Am J Clin Dermatol. 2010;11(4):247-267. 

In This Article

5. Hair Loss and Alopecia

There is increasing interest in the cosmetic industry in the development of products containing botanicals to treat or prevent hair loss and alopecia. Some botanical extracts are traditionally used to promote hair growth without scientific support, like birch sap in hair tonics. Garlic (A. sativum) is used topically in India, but is associated with obvious olfactory adverse effects. A single-blinded clinical trial was designed to test the effectiveness of topically applied crude onion juice (Alliumcepa), which has many sulfurous ingredients.[116] Sixty-two male and female patients with patchy alopecia areata were treated with fresh onion juice in comparison with tap water, applied twice daily for 2 months. Only 23 patients in the active treatment group and 15 control patients finished the study. However, the use of crude onion juice gave significantly better results with regard to hair regrowth than did tap water[116] [LOE-B].

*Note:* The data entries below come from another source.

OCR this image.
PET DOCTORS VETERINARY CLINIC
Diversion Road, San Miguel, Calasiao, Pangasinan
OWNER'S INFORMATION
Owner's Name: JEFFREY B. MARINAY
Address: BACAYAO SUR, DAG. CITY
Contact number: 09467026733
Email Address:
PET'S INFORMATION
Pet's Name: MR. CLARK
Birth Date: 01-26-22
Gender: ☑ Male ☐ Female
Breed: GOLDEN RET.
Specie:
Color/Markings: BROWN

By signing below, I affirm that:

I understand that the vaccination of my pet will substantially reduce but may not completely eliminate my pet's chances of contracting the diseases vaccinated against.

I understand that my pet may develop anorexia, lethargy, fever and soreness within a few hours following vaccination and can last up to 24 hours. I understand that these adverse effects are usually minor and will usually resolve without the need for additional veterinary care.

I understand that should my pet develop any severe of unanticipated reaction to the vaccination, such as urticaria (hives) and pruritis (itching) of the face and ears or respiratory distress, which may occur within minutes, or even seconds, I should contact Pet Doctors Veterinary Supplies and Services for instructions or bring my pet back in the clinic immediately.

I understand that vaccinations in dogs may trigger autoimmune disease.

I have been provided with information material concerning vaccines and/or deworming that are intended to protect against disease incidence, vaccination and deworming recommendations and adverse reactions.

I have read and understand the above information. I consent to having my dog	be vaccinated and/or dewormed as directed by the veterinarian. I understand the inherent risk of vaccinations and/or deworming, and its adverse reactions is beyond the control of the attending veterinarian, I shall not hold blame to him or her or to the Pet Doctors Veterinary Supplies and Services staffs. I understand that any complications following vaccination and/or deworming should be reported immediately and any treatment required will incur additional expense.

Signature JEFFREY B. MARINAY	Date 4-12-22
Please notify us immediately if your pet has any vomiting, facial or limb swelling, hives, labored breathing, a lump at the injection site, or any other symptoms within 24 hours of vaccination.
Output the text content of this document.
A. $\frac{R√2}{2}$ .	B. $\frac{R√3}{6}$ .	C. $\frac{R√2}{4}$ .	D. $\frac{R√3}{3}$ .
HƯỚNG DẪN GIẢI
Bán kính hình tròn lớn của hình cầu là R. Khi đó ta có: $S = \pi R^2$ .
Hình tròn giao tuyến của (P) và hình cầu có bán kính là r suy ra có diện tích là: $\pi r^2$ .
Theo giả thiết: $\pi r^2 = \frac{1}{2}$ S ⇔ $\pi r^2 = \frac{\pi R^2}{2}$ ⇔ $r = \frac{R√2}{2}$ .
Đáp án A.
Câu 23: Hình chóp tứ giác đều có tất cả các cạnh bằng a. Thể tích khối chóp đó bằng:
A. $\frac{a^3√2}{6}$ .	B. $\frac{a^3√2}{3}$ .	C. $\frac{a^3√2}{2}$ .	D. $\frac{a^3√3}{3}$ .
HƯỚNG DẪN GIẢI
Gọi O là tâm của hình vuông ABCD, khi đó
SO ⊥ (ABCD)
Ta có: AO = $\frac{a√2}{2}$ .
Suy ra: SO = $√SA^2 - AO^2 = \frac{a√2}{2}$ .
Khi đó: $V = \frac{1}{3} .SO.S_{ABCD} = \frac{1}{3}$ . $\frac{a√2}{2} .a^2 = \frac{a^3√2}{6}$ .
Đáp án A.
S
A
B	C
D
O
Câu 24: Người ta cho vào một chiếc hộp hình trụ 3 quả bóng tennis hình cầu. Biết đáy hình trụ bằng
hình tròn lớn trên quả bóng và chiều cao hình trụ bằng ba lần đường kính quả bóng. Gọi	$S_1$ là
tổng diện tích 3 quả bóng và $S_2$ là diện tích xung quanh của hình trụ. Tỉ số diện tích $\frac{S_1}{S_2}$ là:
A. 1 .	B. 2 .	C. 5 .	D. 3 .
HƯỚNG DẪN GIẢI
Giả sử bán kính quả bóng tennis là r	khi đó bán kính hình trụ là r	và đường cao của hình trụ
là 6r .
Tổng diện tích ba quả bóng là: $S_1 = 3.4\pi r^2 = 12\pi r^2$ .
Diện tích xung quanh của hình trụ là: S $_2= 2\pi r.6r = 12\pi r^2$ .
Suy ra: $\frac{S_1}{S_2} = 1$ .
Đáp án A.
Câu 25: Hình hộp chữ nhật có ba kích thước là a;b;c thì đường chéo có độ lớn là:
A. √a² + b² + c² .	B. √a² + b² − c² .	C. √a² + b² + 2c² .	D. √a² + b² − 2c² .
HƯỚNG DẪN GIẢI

A standard medication for male androgenic alopecia is finasteride, a potent inhibitor of 5α-reductase, which converts testosterone to dihydrotestosterone. Finasteride was originally developed for the treatment of benign prostatic hyperplasia. Plants containing phytosterols like β-sitosterol or phytosterol glycosides, such as the palm tree saw palmetto (Serenoa repens), are traditionally used for benign prostatic hyperplasia treatment, and the same mechanism is discussed as their mode of action. Therefore, it was intriguing to test botanical 5α-reductase inhibitors in androgenic alopecia. In a randomized, double-blind, placebo-controlled pilot study with 26 male subjects, the effectiveness of a combination of β-sitosterol 50 mg and extract from the berries of saw palmetto 200 mg twice daily in the treatment of androgenic alopecia was determined.[117] Ten patients were treated over 5 months with the active study formula. The blinded investigative staff assessment report showed that 60% of the study subjects were rated as improved at the final visit compared with only 11% of the placebo group[117] [LOE-A]. Because of the small sample size, statistical significance was not the primary aim of the study. The formulation was well tolerated; one patient reported loss of appetite possibly related to active treatment. In contrast to finasteride, the tested botanical 5α-reductase inhibitors have no impact on prostate-specific antigen levels and do not interfere with cancer diagnostics.[118] They are also widely used traditionally by women for a variety of indications without safety problems, so they may also be tested in androgenic alopecia in women.[119]